A Survey of Intent Classification and Slot-Filling Datasets for Task-Oriented Dialog
This survey addresses the problem of limited benchmark datasets for researchers and developers in dialog systems, but it is incremental as it compiles existing resources without introducing new methods or data.
The authors conducted a survey of publicly available datasets for intent classification and slot-filling in task-oriented dialog systems, cataloging their characteristics and discussing applicability to promote more robust analyses and increase dataset accessibility.
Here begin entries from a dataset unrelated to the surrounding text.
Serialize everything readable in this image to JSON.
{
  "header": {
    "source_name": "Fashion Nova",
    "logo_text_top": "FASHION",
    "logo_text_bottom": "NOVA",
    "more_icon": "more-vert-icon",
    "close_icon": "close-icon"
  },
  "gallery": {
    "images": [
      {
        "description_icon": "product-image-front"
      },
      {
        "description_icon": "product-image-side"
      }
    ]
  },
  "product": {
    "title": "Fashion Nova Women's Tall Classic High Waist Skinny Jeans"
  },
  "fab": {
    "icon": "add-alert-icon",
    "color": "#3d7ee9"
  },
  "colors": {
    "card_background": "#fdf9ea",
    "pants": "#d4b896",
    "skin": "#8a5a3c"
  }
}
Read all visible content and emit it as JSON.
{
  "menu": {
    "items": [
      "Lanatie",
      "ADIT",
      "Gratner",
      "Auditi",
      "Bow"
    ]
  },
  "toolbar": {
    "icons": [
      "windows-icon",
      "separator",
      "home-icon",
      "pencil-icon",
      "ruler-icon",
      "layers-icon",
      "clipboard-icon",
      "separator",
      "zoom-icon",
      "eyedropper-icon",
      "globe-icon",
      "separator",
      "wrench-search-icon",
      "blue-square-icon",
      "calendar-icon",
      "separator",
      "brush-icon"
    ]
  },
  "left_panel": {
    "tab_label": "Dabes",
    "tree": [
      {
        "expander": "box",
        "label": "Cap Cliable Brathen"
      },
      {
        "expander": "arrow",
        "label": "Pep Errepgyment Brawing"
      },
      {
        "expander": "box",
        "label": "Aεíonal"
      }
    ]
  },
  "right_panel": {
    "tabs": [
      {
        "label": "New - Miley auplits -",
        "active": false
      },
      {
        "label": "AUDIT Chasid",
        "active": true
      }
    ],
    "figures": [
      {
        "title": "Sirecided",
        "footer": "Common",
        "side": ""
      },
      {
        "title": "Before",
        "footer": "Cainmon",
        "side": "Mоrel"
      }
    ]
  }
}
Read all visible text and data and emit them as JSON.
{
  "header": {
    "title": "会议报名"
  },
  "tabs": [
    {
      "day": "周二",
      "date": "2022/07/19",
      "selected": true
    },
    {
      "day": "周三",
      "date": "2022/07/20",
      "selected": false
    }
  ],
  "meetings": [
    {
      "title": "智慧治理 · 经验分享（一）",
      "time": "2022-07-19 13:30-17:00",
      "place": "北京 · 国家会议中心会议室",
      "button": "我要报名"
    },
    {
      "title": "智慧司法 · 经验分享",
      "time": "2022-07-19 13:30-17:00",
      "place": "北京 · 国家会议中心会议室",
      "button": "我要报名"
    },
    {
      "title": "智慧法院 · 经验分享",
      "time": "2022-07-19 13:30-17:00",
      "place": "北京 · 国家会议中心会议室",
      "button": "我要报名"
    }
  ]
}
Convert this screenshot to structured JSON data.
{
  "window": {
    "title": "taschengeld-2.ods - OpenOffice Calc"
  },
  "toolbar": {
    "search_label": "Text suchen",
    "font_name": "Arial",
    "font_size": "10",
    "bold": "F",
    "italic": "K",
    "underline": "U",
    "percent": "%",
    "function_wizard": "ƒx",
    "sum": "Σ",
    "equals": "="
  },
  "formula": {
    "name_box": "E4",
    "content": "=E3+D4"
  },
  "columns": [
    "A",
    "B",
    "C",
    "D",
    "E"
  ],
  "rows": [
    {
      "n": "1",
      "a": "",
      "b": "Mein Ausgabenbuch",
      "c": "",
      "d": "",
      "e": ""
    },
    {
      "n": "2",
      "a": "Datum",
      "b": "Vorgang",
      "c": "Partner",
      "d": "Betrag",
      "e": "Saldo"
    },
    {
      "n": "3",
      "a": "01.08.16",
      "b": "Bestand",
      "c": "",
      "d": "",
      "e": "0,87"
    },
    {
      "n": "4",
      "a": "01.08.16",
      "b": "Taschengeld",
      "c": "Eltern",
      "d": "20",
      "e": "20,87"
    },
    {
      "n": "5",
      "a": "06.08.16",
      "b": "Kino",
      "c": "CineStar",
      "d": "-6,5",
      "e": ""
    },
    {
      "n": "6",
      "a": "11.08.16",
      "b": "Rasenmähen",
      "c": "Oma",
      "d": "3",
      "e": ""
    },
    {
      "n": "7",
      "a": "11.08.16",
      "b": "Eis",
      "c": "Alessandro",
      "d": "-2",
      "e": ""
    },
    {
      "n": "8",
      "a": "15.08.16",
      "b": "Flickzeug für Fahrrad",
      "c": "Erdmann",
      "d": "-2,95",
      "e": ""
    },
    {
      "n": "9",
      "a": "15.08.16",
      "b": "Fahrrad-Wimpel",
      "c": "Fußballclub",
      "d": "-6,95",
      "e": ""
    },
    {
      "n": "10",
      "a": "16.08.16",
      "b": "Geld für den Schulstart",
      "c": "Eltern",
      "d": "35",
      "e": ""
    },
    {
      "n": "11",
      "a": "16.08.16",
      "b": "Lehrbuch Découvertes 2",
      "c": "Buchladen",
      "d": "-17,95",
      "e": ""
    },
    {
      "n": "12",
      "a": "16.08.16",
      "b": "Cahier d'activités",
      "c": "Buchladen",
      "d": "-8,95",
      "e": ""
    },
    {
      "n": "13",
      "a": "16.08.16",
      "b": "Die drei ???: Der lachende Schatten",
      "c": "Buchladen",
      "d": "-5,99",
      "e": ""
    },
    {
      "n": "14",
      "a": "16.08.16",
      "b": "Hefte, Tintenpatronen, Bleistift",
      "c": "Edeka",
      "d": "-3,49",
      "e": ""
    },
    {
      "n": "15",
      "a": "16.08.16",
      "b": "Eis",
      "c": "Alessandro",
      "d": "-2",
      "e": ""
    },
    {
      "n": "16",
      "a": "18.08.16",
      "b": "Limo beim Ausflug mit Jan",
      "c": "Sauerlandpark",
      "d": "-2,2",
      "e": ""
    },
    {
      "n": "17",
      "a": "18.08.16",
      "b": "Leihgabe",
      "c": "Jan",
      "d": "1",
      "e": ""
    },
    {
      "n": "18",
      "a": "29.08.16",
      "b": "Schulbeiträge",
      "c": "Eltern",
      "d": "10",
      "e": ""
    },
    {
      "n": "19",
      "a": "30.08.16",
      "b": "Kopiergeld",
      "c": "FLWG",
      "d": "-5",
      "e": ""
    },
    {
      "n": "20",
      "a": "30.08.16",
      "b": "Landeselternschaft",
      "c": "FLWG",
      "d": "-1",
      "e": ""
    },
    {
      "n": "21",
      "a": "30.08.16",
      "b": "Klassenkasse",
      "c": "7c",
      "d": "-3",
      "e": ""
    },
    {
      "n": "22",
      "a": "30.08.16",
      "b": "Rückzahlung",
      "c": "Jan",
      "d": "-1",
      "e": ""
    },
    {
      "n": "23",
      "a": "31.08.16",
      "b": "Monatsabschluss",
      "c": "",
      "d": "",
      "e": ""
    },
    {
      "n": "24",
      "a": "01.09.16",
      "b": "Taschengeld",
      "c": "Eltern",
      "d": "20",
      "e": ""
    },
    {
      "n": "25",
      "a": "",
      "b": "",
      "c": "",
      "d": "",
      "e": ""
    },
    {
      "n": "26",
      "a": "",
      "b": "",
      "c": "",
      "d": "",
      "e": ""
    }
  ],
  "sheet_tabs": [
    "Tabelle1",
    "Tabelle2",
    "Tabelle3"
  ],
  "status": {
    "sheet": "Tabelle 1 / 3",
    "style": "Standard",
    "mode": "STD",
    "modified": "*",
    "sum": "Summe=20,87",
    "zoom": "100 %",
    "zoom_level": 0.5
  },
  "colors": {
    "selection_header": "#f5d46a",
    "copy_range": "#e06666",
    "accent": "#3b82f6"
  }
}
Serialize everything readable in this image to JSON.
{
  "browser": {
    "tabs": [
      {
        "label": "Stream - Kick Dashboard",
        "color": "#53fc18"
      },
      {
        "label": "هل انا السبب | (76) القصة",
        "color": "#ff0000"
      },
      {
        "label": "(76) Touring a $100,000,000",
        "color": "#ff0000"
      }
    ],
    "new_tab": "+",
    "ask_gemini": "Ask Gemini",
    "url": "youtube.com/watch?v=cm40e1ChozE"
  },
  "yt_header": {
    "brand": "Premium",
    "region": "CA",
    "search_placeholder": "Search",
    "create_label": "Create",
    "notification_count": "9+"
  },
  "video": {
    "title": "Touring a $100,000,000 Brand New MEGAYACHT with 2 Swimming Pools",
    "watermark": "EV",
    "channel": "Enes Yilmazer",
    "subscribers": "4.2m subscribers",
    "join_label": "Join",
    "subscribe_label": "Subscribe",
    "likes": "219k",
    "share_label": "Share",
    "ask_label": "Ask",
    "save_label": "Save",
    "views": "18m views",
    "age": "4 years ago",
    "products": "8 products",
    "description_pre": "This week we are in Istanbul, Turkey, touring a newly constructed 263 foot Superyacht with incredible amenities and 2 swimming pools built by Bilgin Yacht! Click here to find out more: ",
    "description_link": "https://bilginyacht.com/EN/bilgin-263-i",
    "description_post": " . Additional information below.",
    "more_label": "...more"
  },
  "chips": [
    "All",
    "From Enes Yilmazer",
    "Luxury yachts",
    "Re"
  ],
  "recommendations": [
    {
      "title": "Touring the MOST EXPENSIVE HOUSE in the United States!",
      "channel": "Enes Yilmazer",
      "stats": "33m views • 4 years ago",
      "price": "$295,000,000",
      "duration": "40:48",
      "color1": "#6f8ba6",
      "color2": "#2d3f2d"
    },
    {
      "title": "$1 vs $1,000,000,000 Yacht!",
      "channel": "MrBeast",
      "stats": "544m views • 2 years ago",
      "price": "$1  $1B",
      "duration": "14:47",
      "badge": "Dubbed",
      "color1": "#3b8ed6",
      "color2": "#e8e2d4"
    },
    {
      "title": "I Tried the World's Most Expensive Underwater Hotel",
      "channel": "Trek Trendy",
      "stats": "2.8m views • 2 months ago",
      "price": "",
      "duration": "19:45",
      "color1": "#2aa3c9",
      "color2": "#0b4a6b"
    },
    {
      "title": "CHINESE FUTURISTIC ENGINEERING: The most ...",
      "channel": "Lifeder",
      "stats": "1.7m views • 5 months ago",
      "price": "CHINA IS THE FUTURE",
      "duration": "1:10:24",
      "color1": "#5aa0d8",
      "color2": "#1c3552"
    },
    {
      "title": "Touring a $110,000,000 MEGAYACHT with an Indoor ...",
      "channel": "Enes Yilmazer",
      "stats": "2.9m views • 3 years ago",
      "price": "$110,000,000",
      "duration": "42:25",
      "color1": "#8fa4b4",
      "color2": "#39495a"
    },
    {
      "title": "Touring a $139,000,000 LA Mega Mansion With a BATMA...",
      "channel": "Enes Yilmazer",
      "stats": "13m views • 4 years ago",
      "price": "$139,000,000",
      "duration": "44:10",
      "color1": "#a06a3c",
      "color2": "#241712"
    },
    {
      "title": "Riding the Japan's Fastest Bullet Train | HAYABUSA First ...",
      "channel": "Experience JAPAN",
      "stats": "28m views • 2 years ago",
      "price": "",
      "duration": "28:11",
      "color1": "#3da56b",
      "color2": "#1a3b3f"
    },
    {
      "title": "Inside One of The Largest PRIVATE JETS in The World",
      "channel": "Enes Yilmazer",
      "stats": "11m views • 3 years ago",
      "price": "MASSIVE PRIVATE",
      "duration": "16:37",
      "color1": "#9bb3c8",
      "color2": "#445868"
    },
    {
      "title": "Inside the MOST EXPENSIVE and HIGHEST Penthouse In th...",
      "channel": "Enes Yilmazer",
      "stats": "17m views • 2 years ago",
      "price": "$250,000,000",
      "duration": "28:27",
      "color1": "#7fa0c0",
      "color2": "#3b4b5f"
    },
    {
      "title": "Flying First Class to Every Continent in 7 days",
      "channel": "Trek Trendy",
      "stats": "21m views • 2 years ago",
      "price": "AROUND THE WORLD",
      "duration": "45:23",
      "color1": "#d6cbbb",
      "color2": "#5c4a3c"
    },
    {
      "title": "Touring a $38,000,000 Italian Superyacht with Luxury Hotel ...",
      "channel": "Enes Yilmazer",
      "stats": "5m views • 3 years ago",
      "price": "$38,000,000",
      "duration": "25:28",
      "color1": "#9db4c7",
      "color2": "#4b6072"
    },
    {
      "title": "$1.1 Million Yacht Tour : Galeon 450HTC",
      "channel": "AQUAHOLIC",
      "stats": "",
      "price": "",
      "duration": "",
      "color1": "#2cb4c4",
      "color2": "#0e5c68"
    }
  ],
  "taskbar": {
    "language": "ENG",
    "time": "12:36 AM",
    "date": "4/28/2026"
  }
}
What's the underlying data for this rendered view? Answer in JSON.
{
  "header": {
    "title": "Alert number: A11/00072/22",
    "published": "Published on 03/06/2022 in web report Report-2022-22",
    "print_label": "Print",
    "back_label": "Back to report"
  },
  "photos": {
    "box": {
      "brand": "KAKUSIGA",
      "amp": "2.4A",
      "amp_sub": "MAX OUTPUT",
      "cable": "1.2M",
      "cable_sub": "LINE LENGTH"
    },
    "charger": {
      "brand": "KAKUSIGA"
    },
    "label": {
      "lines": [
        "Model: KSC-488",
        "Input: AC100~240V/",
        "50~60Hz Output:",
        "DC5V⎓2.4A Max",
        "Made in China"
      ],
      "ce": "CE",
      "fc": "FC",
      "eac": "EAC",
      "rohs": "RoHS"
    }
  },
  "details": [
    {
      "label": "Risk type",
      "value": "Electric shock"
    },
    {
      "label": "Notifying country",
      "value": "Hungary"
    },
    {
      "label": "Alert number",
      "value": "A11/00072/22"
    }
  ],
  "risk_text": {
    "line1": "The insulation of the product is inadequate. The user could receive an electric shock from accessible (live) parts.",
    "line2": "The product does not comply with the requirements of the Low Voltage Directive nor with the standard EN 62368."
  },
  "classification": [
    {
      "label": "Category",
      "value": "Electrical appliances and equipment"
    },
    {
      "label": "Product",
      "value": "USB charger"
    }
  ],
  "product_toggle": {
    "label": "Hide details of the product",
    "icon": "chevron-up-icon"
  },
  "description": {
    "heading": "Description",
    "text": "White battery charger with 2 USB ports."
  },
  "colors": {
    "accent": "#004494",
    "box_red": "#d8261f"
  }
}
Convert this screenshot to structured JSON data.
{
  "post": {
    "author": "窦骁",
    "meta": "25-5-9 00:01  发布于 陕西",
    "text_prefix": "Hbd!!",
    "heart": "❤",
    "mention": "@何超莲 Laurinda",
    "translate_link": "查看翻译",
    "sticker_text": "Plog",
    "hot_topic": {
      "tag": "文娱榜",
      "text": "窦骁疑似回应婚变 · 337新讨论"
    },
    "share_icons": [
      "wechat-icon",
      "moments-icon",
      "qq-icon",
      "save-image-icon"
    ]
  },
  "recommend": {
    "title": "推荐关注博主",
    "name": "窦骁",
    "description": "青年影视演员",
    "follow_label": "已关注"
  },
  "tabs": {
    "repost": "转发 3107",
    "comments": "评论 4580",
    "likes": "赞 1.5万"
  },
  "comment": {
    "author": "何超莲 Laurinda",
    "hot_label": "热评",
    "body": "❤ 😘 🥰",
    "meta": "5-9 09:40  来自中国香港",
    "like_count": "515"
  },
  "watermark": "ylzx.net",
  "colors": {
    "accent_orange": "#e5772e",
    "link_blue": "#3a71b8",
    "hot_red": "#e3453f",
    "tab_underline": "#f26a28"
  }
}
Interest in dialog systems has grown substantially in the past decade. By extension, so too has interest in developing and improving intent classification and slot-filling models, which are two components that are commonly used in task-oriented dialog systems. Moreover, good evaluation benchmarks are important in helping to compare and analyze systems that incorporate such models. Unfortunately, much of the literature in the field is limited to analysis of relatively few benchmark datasets. In an effort to promote more robust analyses of task-oriented dialog systems, we have conducted a survey of publicly available datasets for the tasks of intent classification and slot-filling. We catalog the important characteristics of each dataset, and offer discussion on the applicability, strengths, and weaknesses of each. Our goal is that this survey aids in increasing the accessibility of these datasets, which we hope will enable their use in future evaluations of intent classification and slot-filling models for task-oriented dialog systems.